San Francisco court scraper
Closed this issue · 3 comments
PDAP is going to take a crack at this one. If anyone else is interested in helping, feel free to comment.
Everything in a quote block is from @zstumgoren, and is therefore more authoritative than anything I have to say.
Goal
Our scraping framework generally requires:
- A way to search case filings by date, in order to backfill cases systematically by compiling an index of cases going back a few years in time.
- A way to search for case filings by case number. This allows us to update case detail information on an ongoing basis.
Properties to collect
- case number
- date generated
- case title
In terms of case details, so far our framework has generally focused on scraping metadata about a case directly available from the web. We are not currently downloading case files, though we wouldn’t be opposed to having that functionality available if you chose to implement it. But our v1 base goal is the ability to compile a docket of all cases and related metadata.

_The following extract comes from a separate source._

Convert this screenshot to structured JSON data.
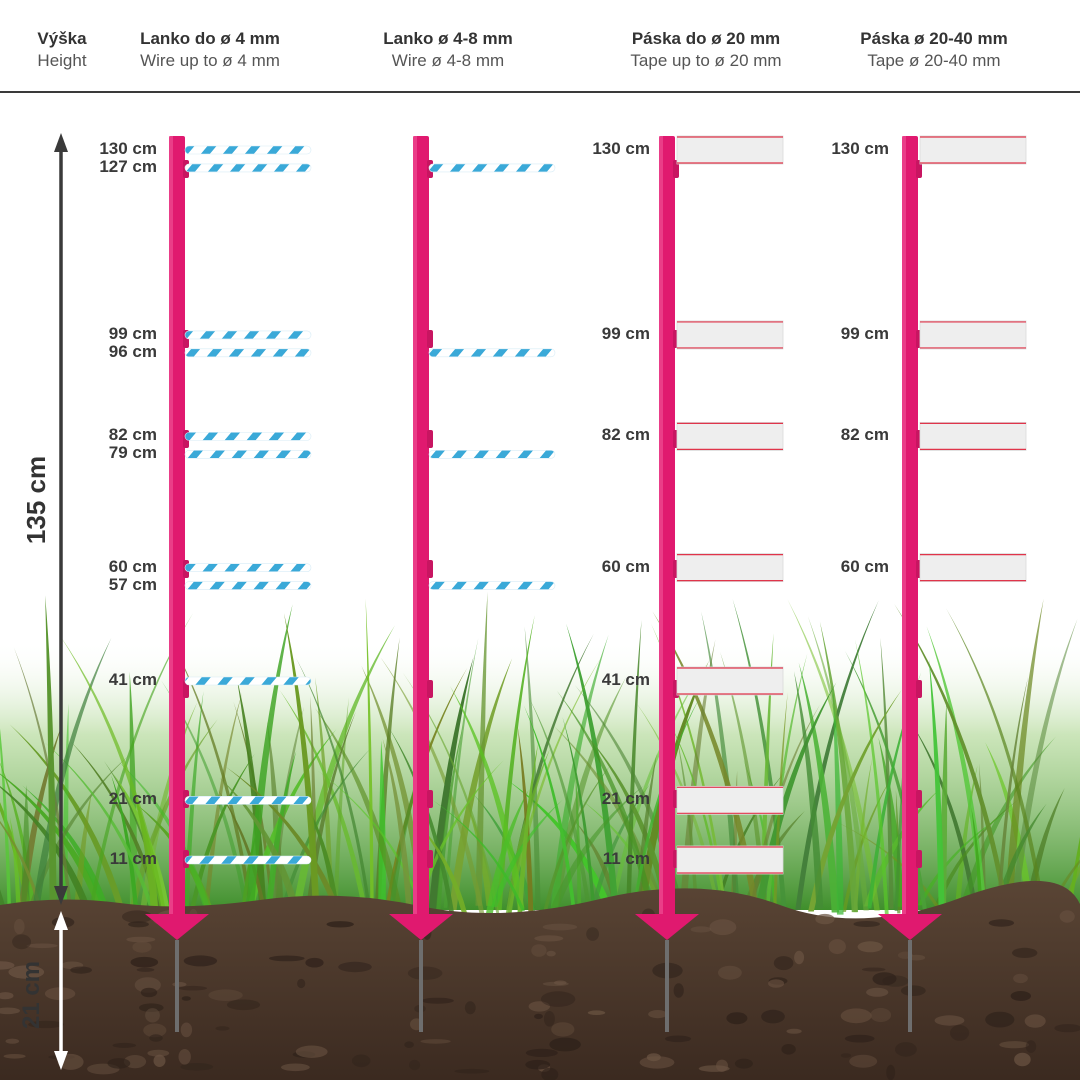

From some basic searching, it seems like the SF court search is somewhat spotty on case details, at least for a handful of recent cases I clicked through. But even if we can get nothing more than the date of filing and a case number, that’s enough for us to check in on a case for details on a regular basis (perhaps those details get posted some window of time after initial filing date).
Hopefully that provides enough detail for you all to get started. Shout back if you have any other questions.
Scraping target
For this court: https://www.sfsuperiorcourt.org/
Case query takes us here: https://webapps.sftc.org/ci/CaseInfo.dll
Search by new filings → date gives us a scrapable paginated table (fig. 1)
Clicking a case number gives us a page with a date (fig. 2)
fig. 1
fig. 2
Other helpful info
Follow this guide: https://court-scraper.readthedocs.io/en/latest/writing_a_scraper.html
Note that there’s no need for CLI integration (we’re planning to deprecate that in the future).
Anything I can do to help someone get started?
Hello hello,
Happy to get involved where I can.
I have data analytics skills in addition to research and structure around data governance and visualization. Very basic programming skills but happy to learn.